Un fond de vérité, Zygmunt Miloszewski, Mirobole, 2015 (traduit par Kamil Barbarski).....

Teodore Szacki, ex-procureur à Varsovie a été muté à Sandomierz, une petite, ancienne et très jolie ville sur la Vistule. Fraîchement divorcé, Teodore tente de refaire sa vie à deux cents kilomètres de son ex-femme et de leur fille. Mais la vie de procureur de province est loin d'être aussi exaltante qu'à la capitale. D'autant plus que Sandomierz est une petite ville tranquille qui s'endort l'hiver et ne se réveille qu'au début de la saison touristique. C'est alors que le corps d'une femme est retrouvé devant l'ancienne synagogue vidé de son sang faisant penser à un meurtre rituel, un rite sacrificiel juif. Il n'en faut pas plus pour que les haines à peine enfouies remontent à la surface et c'est en pleine flambée d'antisémitisme que Teodore doit mener ses investigations.

Je serai bref, enfin pour commencer, parce qu'après je sens que je vais m'emballer (mais c'est possible ça d'être bref, avant de ne l'être plus ?) : j'ai beaucoup aimé Les impliqués, le précédent roman de Zygmunt Miloszewski, je réitère mon appréciation pour Un fond de vérité. Voilà, ma brièveté cesse ici-même, après je me lâche...

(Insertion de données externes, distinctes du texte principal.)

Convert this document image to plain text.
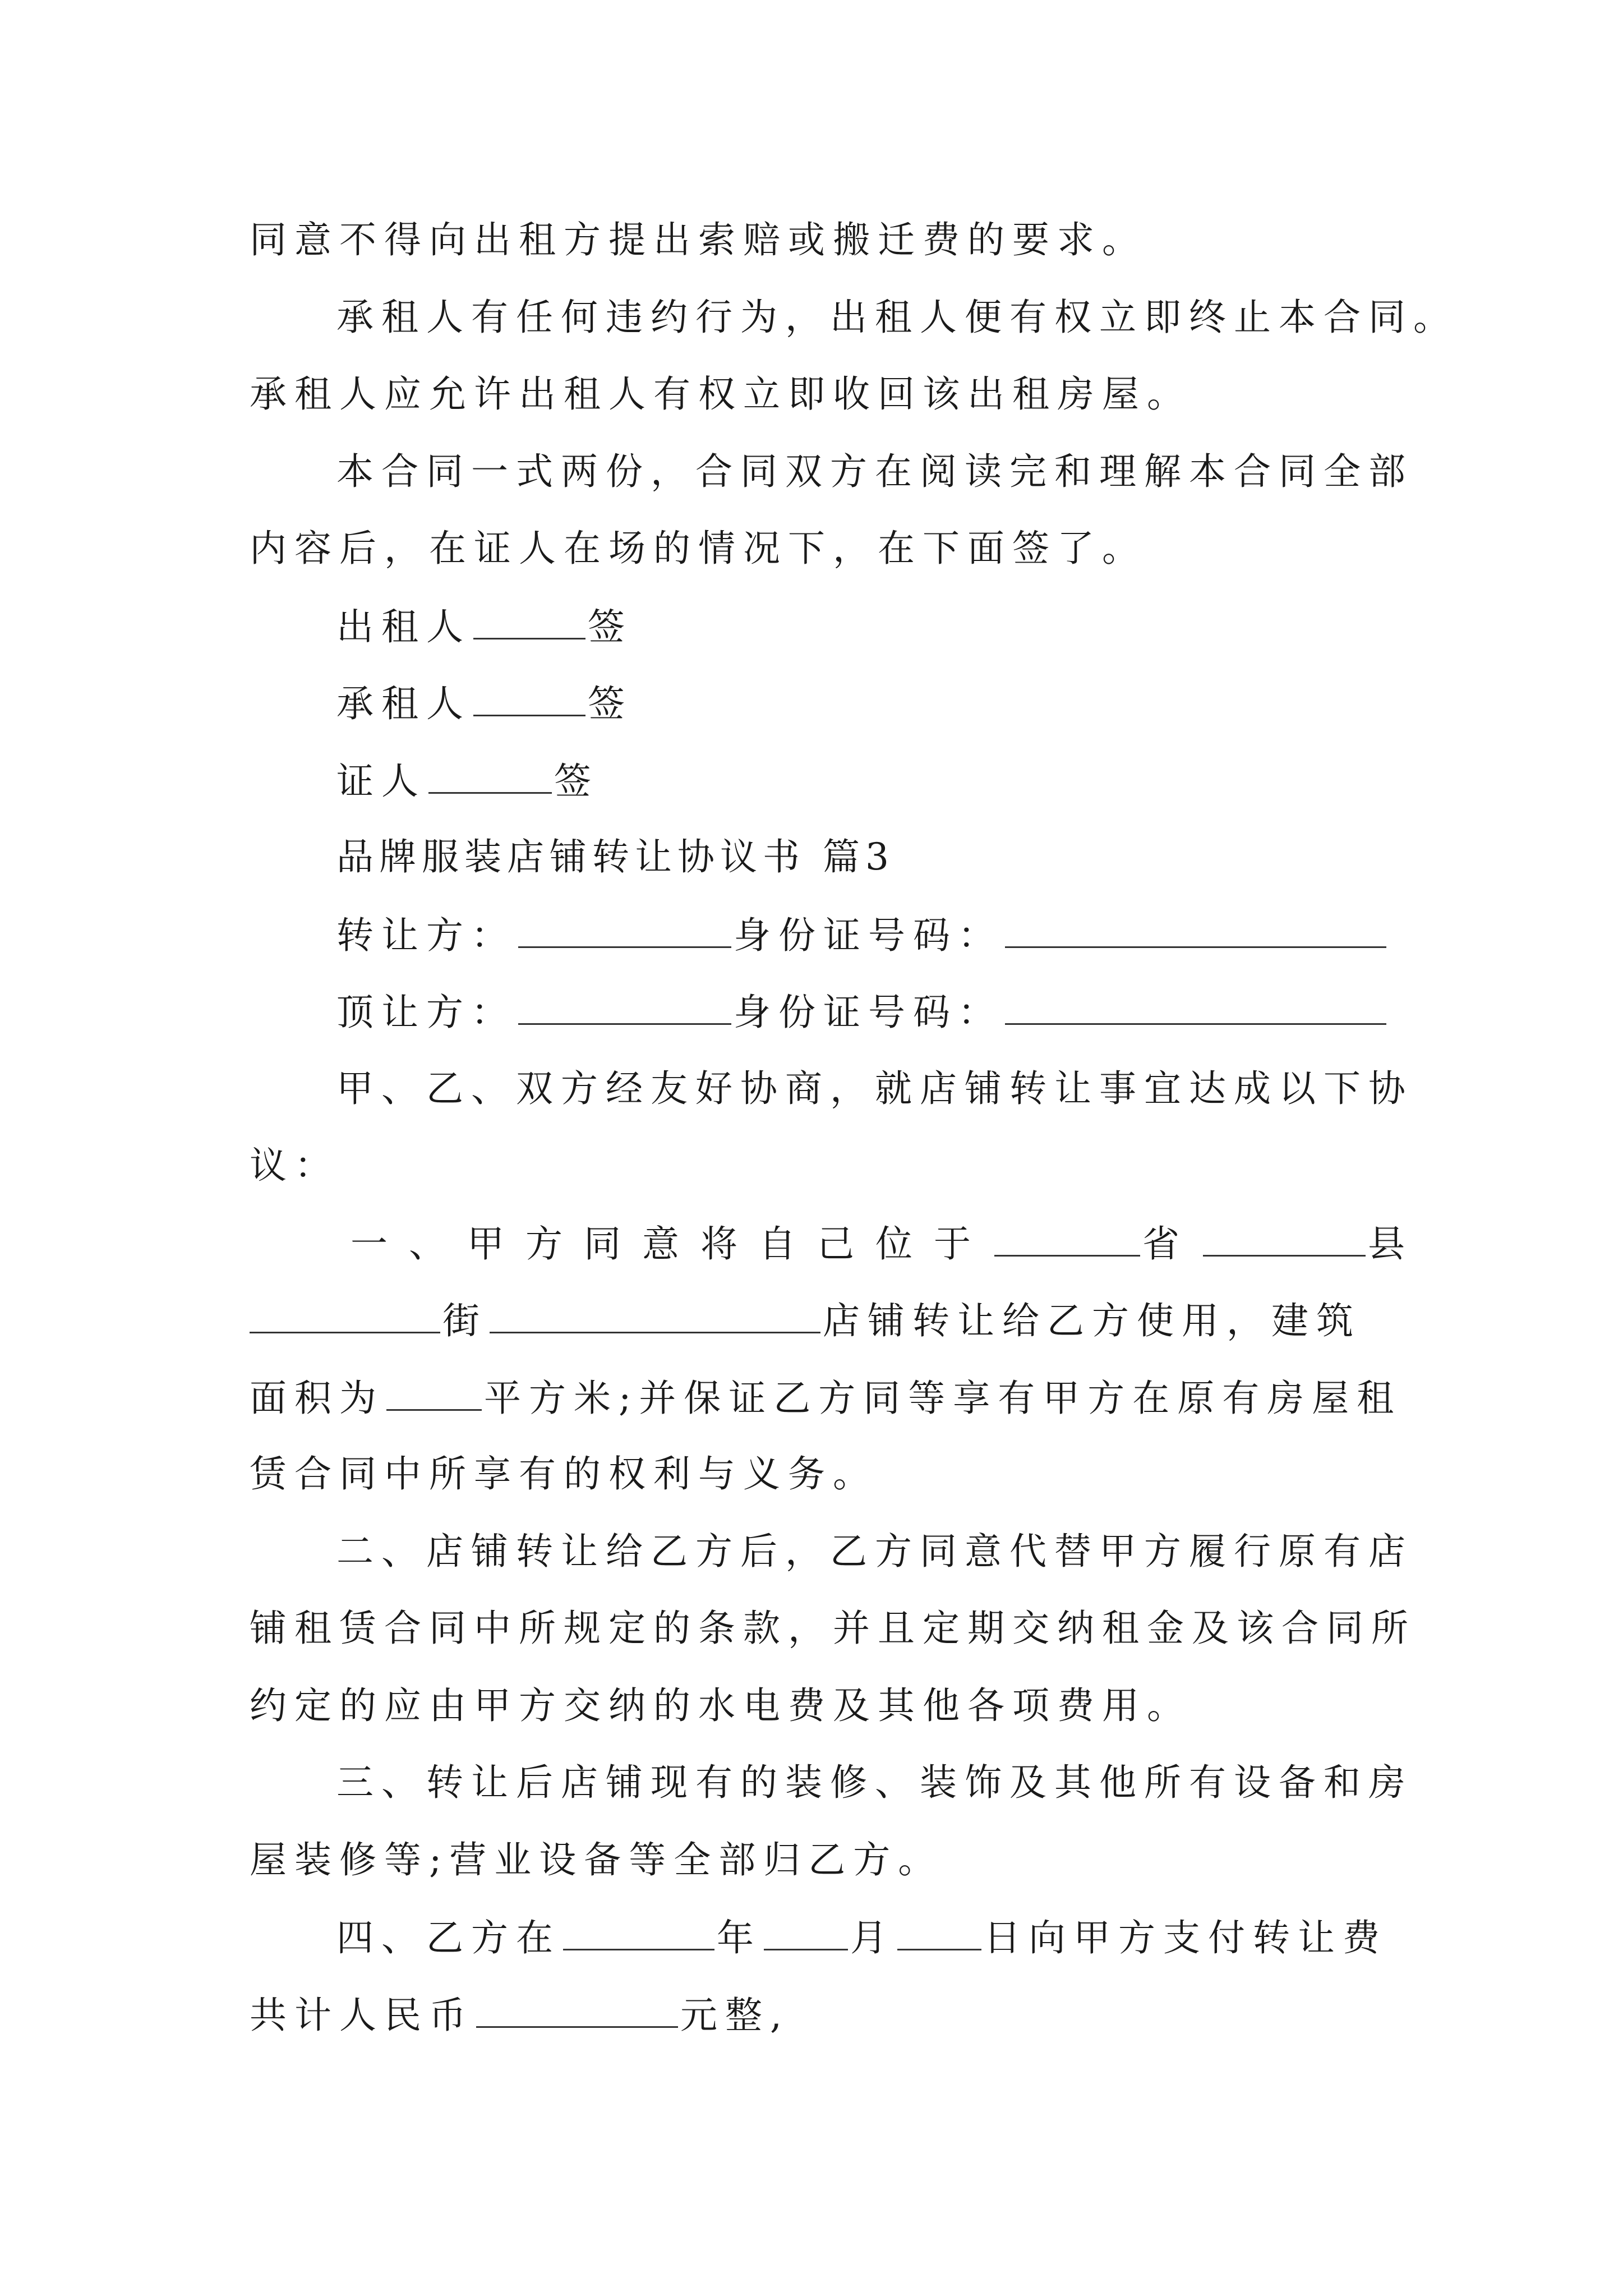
同意不得向出租方提出索赔或搬迁费的要求。
承租人有任何违约行为，出租人便有权立即终止本合同。
承租人应允许出租人有权立即收回该出租房屋。
本合同一式两份，合同双方在阅读完和理解本合同全部
内容后，在证人在场的情况下，在下面签了。
出租人	签
承租人	签
证人	签
品牌服装店铺转让协议书 篇3
转让方：	身份证号码：
顶让方：	身份证号码：
甲、乙、双方经友好协商，就店铺转让事宜达成以下协
议：
一、甲方同意将自己位于	省	县
街	店铺转让给乙方使用，建筑
面积为	平方米;并保证乙方同等享有甲方在原有房屋租
赁合同中所享有的权利与义务。
二、店铺转让给乙方后，乙方同意代替甲方履行原有店
铺租赁合同中所规定的条款，并且定期交纳租金及该合同所
约定的应由甲方交纳的水电费及其他各项费用。
三、转让后店铺现有的装修、装饰及其他所有设备和房
屋装修等;营业设备等全部归乙方。
四、乙方在	年 月 日向甲方支付转让费
共计人民币	元整,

Bon d'abord, j'aime bien Teodore Szacki. Il est parfois insupportable, a une assez haute estime de lui-même en tant que procureur, il est beaucoup moins indulgent sur lui en tant qu'individu : 40 ans, divorcé parce qu'il a eu une liaison avec une journaliste, ne voit pas sa fille, méprise les péquenots de Sandomierz, drague et couche avec une fille sublime qu'il laisse parce qu'il la trouve injustement cruche -ça va avec son mépris des gens de cette petite ville. J'aime aussi beaucoup son côté anti-religieux, anti-dogme, le roman est truffé de perles anticléricales qui m'ont réjoui et dont je pourrais m'approprier mot pour mot. Il donne tout au travail. Il emmagasine les informations, les trie mentalement, se fait une idée la plus précise possible des faits et ensuite son cerveau procède par déclics. Il recoupe tout et certaines petites informations a priori anodines sont celles qui donnent l'ossature du raisonnement et de la résolution de l'affaire : "Jamais encore auparavant un processus mental ne s'était déroulé aussi vite dans sa tête, jamais encore autant de faits ne s'étaient assemblés en un éclair dans une suite logique et indissoluble qui ne pouvait aboutir qu'à un unique résultat. C'était une expérience à la lisière de la folie : les idées bondissaient entre les neurones à un rythme épileptique, la matière grise s'illuminait d'une couleur platine à cause du trop-plein d'informations." (p.440) J'aime bien aussi les liens qu'il peut tisser avec les autres protagonistes, collègues, flics, témoins, même les troisièmes rôles ont la faveur d'une ou deux pages pour décrire leurs vies et la manière d'arriver dans cette histoire. Certaines descriptions sont rapides et très visuelles : "Il était grand et très maigre. Sous son blouson épais et son écharpe, il devait ressembler à une gousse de vanille : mince mou et fripé." (p.36)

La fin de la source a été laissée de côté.